Kenyan industry and agriculture sectors are breathing a sigh of relief following the extension of the Growth and Opportunity Act (Agoa) until the end of 2028, bringing to a close the period of uncertainty after its expiry last year, for now.

The extension includes a retrospectively applied refund option for importers who paid duties during the period between expiry and renewal, further easing the concerns of importer-led businesses.

 In September of last year, the expiry and subsequent lack of renewal of Agoa sent unwelcome ripples through Kenyan and other African markets.

AGOA, which is a landmark piece of US legislation, was originally approved in 2000 under the leadership of Bill Clinton.

 It aims to assist the growth of sub-Saharan economies by establishing systems of trade preferences, which in turn help develop mercantile ties between eligible African nations and the United States.

The relief is particularly notable in Kenya’s clothing and textile sector, as it is the largest beneficiary of Agoa.

Hundreds of thousands of Kenyans are employed in this sector in numerous factories, warehouses and offices across the country.

Each year, they produce and export millions of items to the American market, including jeans, uniforms and fashion accessories.

 The extension of AGOA will enable the ongoing growth and further development of this important and burgeoning domestic industry, allowing it to compete more effectively with other global textile markets.

Not only has there been relief within Nairobi’s trade and business circles, but the extension of Agoa is now creating a tangible impact on Kenyan export performance.

According to the Business Daily, Kenya’s export market jumped drastically after the news of the extension broke, resulting in the largest monthly earnings from domestic exports ever recorded (Sh10.5 billion).

This surge in exports is a much-welcomed opportunity for Kenya to earn foreign currency and diversify beyond its traditional agricultural exports, such as tea and flowers.

Many of the products of Kenya’s textile industry are value-added goods, meaning they are exported as finished products.

 This is particularly important, given that Kenya and other African nations have often exported raw materials to countries like China, where the value is added later.

The result of this is missed earnings and missed opportunities to develop the domestic industry, both of which have been core issues since the colonial era.

The increase in exports is especially significant at a time when Kenya needs support to close the growing deficit between its imports from China and its exports.

 According to African Business, the whole of Africa only represents a total of 6 per cent of China’s annual imports.
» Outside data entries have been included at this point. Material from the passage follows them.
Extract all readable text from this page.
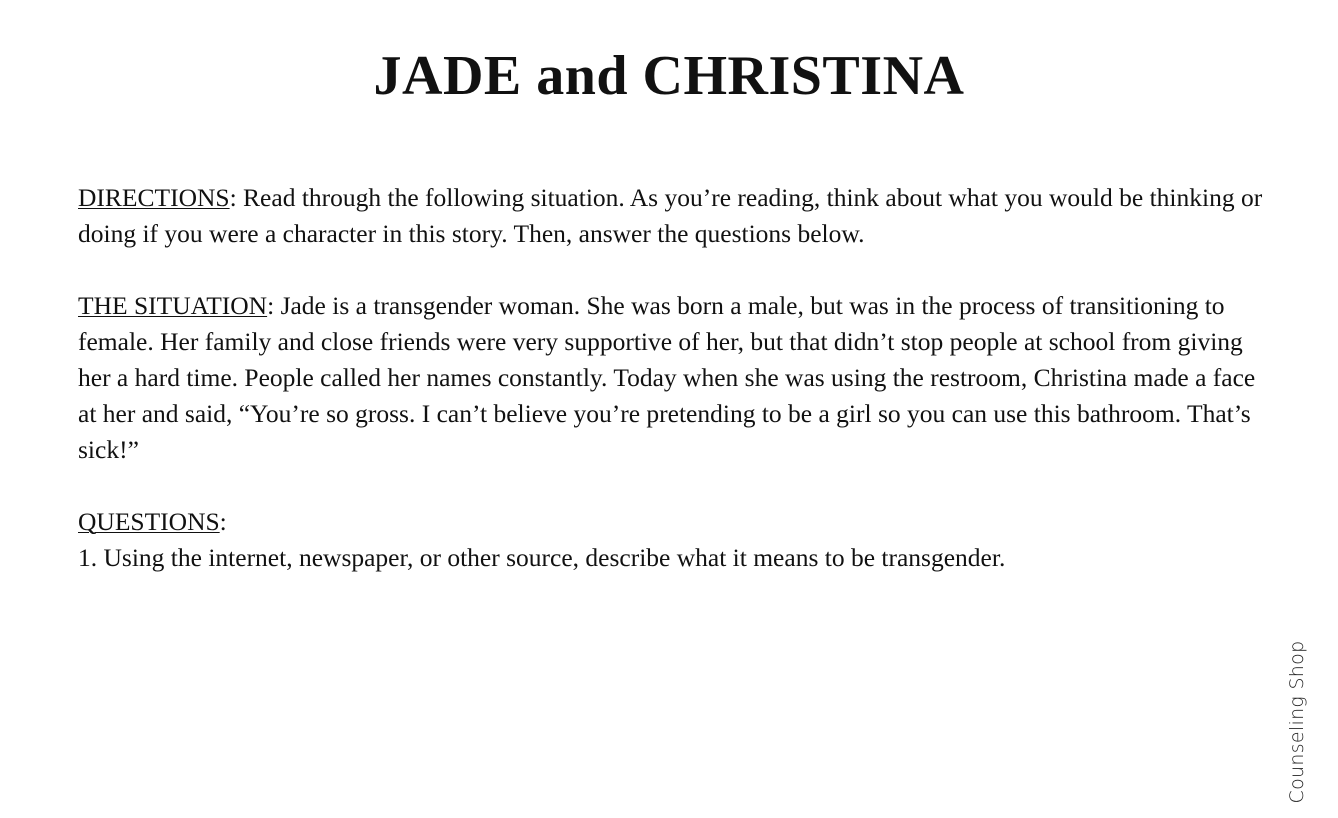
JADE and CHRISTINA

DIRECTIONS: Read through the following situation. As you’re reading, think about what you would be thinking or doing if you were a character in this story. Then, answer the questions below.

THE SITUATION: Jade is a transgender woman. She was born a male, but was in the process of transitioning to female. Her family and close friends were very supportive of her, but that didn’t stop people at school from giving her a hard time. People called her names constantly. Today when she was using the restroom, Christina made a face at her and said, “You’re so gross. I can’t believe you’re pretending to be a girl so you can use this bathroom. That’s sick!”

QUESTIONS:
1. Using the internet, newspaper, or other source, describe what it means to be transgender.
Counseling Shop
The benefits of Agoa are also being felt on the other side of the Atlantic. American textile businesses supplying leading American fashion brands have been able to reduce their reliance on low-cost Chinese suppliers by utilising the growing availability of products from African textile businesses.

One American textile industry giant, SanMar, explained that it has been able to cut reliance on Chinese textile sourcing from 46 per cent to just 6 per cent by sourcing products from Africa.

Economists say that Africa will play a critical role in the global economy over the next 50 years as its population expands.

According to All Africa, 12 of the 20 fastest-growing economies globally are African. Trade agreements such as AGOA are an essential component of this growth.

Kenya and other African nations can use these trade arrangements to help fuel their journeys to grow into the powerhouses they promise to be, leaving behind the economic and industrial inefficiencies that have hampered them in the past.